И Магда действительно ушла, взяла – раз и все.
– А ты молчишь, как воды в рот набрал, – пробурчала Пупель специально для Устюга. – Или опять свалил, когда у девушки проблемы?
«Вот как мы заговорили, – со смешком выговорил Устюг. – Я с ней согласен, слов нет».
– Все со всеми согласны, все самые умные, а я все время что-то должна по вашему согласию делать.
«Ты можешь ничего не делать, мы же просто советуем, так сказать, вешаем советы на веревочку, а ты хочешь – бери, хочешь – как хочешь».
– Вам легко говорить.
«Слава богу, с этим у нас проблем нет».
– А в чем у тебя проблемы, поделись, а я буду сидеть нога на ногу и советовать, или ты думаешь, я не могу?
«Я подумаю».
– Вообще, это не честно, если ты уже мой, так сказать, друг, мне добра желаешь, все обо мне знаешь, а о себе ничего не говоришь. Ты сам посуди, меня же раздирает жуткое любопытство, граничащее с безумием.
«Долго рассказывать, Магда велела тебе не отвлекаться и приниматься за работу».
– Может, это мне для работы пригодится, ты знаешь что-нибудь социальное, мне очень не хочется писать про заказчиков. Пойми ты это.
«Это же не в буквальном смысле».
– Так, я понимаю, никакого рассказа не будет, а будут менторские нотации, поучения, понукания.
«Ладно, ладно, расскажу тебе сказочку».
Пупель приготовилась. От любопытства ее просто раздирало на части.

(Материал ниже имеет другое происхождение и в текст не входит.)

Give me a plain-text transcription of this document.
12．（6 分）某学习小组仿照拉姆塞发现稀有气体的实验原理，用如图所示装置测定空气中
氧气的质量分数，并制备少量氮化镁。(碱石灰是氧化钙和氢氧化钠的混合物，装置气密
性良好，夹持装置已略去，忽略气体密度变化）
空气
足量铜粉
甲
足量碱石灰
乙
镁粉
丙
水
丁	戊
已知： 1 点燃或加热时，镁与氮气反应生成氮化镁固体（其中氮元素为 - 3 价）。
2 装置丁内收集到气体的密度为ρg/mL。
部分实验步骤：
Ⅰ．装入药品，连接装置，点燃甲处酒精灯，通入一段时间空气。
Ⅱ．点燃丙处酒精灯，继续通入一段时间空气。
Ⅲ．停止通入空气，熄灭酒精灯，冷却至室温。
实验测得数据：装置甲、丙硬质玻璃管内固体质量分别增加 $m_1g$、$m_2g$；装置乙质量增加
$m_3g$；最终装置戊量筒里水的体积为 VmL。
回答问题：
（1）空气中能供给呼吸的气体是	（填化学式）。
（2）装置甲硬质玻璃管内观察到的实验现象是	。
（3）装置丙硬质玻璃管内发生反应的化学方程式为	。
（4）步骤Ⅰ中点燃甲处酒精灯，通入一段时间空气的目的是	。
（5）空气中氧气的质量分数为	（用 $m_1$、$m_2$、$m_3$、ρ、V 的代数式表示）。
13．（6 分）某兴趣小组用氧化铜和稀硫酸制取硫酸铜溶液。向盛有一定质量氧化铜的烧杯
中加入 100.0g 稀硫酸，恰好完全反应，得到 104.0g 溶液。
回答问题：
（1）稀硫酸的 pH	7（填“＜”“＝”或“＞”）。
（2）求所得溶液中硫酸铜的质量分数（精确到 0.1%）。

Первый рассказ Устюга о городе Пермолоне
Что за город Пермолон! Диво дивное, чудо чудное! Ах, что за город, ах, что за столица! Глаз ликует. Ах, как все блестело в нем, как светилось, как ярко освещало солнце хрустальные крыши домов, чудесные ухдии шелестели синей листвой. Оранжевая свежая молодая весенняя трава. Пели крусоки – маленькие красные птички. Сколько в нем было красоты и удобства!
Возле каждого дома маленький сад с фонтаном. В каждом доме бассейн с удивительно чистой лимонной водой. Нет, никогда и нигде на свете не было ничего красивее Пермолона. Даже сравнивать его не с чем было. Даже отдаленно он не напоминал ни один город.
Идешь, бывалочи, по главной улице и глаза разбегаются, что же это такое? Тут магазин с едой, тут с питьем, тут мочалки и мыло, а рядом книжный с самыми лучшими книгами.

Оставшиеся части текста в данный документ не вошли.